[cleangrapes]

It looks to me like ammonium nitrate (NH₄NO₃) will dissociate in water into NH₄⁺ and NO₃^-. I calculated the pH using the provided acid dissociation constant for NH₄⁺, K_a = 5.6x10^-10 and got the answer pH = 5.13. This is correct, as per the answer key, so it seems that I used the correct procedure.
Still, I am confused. It seems to me like the solution contains a stronger base than water, NO₃^-. I am trying to understand why the calculation is done without factoring in this in, as if we were just dealing with NH₄⁺(aq). The calculation, which yields the correct answer, uses the equation NH₄⁺(aq) + H₂O(l) NH₃ + H₃O⁺. Why is the presence of NO₃^- in the solution not taken into consideration?

[Alt+Tab]

In my opinion, the NO3- ion is a weak base, since it originates from a strong acid (HNO3). To answer your question, it is necessary to remember that the salt is formed by the reaction of a strong acid and a weak base. Therefore, for the same reason that NO3- is a weak base, NH4 + is a strong acid because it originates from a weak base. And finally, the dissociated NH4 + salt will react in greater proportion with H2O leading to NH3 + H3O+.

[cleangrapes]

Why does NH₄⁺ react in greater proportion with water, than with NO₃^-? Is it because water is a stronger base than NO₃^-?

[Borek]

NO₃^- is a very weak base, with pKb = 15.

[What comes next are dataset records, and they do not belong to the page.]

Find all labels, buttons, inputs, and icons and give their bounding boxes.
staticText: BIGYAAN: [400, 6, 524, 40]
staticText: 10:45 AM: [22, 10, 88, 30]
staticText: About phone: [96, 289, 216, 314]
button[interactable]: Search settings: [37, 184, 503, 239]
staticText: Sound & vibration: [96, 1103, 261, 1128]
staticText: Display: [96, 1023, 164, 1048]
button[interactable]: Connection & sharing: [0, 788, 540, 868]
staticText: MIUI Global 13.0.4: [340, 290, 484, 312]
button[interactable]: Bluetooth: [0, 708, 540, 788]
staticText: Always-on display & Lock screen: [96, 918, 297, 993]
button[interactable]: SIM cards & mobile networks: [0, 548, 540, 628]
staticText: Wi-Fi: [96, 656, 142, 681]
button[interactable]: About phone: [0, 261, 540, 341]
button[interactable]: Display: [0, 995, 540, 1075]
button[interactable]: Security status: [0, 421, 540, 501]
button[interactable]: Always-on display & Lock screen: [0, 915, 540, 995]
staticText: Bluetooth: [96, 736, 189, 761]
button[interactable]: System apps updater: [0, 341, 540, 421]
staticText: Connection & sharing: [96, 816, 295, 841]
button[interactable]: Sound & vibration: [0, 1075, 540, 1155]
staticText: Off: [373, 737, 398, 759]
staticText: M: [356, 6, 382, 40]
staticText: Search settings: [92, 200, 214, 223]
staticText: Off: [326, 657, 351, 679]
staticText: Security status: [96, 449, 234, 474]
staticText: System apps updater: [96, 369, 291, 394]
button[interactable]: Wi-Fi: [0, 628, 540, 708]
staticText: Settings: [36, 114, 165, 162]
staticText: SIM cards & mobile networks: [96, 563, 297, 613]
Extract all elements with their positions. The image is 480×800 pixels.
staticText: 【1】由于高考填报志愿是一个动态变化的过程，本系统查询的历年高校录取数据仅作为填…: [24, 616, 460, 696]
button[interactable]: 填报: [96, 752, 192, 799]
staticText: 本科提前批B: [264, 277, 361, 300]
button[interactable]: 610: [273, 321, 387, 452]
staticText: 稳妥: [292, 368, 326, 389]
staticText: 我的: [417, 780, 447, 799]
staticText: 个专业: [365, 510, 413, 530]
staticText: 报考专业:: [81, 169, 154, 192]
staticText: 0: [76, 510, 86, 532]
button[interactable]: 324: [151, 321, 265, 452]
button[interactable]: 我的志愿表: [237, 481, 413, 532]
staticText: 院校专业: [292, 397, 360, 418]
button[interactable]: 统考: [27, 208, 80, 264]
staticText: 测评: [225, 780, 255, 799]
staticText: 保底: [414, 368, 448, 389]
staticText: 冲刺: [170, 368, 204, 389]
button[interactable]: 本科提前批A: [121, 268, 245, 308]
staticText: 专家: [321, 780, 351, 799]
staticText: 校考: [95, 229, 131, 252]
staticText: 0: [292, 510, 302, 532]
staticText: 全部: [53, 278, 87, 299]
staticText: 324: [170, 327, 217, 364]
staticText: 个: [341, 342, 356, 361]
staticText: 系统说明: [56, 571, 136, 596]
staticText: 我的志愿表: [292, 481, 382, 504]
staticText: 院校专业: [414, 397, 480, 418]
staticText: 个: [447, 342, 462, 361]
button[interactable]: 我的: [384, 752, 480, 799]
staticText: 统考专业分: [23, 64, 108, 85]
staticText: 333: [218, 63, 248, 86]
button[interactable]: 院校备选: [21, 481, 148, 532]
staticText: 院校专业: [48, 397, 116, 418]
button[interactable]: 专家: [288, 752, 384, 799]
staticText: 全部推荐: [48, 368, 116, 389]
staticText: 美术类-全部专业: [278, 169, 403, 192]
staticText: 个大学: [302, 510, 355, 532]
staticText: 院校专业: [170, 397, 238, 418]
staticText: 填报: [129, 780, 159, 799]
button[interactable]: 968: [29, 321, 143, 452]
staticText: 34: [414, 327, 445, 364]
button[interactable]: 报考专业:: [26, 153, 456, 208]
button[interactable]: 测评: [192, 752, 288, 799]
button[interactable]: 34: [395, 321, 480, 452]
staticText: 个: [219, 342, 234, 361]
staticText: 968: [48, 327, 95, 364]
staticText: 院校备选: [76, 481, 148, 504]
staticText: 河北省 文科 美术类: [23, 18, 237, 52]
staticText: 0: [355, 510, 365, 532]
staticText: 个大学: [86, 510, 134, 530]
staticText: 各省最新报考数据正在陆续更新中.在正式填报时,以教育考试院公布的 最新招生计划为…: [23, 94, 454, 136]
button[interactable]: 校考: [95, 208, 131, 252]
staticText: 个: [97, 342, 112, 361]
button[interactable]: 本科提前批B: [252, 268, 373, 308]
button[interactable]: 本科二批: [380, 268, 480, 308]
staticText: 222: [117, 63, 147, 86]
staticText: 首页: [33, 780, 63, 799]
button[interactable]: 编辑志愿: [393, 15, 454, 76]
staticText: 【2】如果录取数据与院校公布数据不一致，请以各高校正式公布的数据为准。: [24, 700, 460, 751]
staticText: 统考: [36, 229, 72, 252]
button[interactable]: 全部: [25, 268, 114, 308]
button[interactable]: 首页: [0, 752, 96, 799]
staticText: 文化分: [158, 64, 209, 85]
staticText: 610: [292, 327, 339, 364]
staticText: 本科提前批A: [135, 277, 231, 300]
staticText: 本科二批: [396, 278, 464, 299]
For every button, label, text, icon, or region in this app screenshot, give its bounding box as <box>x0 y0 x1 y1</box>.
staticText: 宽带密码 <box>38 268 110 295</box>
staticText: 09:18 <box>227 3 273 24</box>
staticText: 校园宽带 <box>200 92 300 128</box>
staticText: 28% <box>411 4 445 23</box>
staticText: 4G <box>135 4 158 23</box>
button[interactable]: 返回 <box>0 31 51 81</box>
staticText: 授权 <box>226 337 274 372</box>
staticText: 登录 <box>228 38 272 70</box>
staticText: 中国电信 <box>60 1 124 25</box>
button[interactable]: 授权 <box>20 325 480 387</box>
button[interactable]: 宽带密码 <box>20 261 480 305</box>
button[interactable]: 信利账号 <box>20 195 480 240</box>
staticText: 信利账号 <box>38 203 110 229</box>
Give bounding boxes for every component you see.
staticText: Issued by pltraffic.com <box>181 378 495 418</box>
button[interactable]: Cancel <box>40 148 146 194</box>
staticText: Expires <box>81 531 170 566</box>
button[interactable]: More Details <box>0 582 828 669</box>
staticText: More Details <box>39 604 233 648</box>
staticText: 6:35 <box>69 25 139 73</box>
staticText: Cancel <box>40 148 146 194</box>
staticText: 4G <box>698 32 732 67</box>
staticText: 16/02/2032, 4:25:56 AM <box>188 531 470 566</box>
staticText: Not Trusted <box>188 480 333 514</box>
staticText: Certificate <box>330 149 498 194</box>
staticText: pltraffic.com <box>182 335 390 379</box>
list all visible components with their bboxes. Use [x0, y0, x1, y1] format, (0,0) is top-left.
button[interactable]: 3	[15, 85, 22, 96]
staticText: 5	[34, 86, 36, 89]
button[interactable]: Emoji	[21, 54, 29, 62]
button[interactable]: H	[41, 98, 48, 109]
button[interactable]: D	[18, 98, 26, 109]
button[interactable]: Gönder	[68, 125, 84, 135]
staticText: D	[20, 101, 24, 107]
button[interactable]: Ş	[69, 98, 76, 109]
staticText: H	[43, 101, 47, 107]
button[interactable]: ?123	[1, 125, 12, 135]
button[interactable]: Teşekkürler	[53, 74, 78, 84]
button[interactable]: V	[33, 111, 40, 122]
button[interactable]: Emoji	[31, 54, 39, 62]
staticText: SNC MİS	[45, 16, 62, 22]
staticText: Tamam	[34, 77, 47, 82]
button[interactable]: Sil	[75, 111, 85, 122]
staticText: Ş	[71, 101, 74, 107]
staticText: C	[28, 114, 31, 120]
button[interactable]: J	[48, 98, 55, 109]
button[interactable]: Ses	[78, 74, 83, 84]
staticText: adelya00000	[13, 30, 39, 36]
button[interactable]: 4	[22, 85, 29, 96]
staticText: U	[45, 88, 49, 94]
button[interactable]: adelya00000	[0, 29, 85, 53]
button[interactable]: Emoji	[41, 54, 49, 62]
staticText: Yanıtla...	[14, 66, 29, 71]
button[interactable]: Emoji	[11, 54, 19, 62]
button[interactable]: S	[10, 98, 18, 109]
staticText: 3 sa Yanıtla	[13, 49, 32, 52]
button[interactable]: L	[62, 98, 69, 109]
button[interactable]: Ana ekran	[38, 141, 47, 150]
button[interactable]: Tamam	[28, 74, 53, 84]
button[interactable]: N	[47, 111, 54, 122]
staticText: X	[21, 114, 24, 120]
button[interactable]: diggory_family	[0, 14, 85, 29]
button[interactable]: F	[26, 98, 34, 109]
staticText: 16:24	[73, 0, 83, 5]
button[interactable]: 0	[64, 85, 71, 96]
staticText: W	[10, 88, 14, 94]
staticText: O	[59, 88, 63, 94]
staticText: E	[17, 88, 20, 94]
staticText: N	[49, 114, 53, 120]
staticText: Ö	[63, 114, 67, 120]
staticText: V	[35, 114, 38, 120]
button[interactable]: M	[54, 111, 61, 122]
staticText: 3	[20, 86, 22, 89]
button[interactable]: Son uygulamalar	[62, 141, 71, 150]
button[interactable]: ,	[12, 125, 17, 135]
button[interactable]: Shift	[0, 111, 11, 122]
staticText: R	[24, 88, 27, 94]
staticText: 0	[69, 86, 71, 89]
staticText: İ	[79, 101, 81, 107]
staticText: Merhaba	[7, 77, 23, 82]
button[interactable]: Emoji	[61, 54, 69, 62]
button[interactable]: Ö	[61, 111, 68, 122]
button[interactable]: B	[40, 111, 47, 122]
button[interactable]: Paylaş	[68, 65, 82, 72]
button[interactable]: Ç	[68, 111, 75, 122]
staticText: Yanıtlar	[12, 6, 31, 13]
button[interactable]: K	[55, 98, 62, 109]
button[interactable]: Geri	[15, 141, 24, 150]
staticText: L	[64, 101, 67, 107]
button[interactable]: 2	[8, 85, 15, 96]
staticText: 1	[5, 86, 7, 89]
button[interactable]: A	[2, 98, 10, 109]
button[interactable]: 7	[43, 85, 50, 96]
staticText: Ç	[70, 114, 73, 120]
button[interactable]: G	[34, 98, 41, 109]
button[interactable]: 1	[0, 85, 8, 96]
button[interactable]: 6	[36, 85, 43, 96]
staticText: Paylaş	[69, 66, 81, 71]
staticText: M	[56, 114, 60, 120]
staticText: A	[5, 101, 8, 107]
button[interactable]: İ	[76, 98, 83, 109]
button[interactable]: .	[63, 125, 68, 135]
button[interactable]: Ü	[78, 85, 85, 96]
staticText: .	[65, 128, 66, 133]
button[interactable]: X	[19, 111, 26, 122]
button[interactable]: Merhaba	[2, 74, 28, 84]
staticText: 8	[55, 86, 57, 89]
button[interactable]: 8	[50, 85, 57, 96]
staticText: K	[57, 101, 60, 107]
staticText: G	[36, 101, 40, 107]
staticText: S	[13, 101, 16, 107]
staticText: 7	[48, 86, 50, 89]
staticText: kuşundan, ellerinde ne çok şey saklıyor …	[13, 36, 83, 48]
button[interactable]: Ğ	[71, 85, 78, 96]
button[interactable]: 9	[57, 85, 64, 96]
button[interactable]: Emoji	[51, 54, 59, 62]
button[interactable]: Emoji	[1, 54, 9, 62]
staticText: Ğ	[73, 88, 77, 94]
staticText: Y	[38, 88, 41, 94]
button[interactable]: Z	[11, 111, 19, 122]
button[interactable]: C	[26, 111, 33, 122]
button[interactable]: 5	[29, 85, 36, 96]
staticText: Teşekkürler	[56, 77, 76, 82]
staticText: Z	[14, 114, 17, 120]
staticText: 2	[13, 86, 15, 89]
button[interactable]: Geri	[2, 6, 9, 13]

You haven't told us what is the concentration, I assume 0.1 M.

Look at the exact calculations result: pH of 0.1 M ammonium nitrate solution is 5.13*, while pH of 0.1 ammonium chloride (much stronger acid) is 5.12. This 0.01 pH unit difference can be definitely attributed to the NO₃^- being a base (still, very small fraction of the NO₃^-, around 10^-7, gets protonated).

*actually around 5.28, due to ionic strength of the solution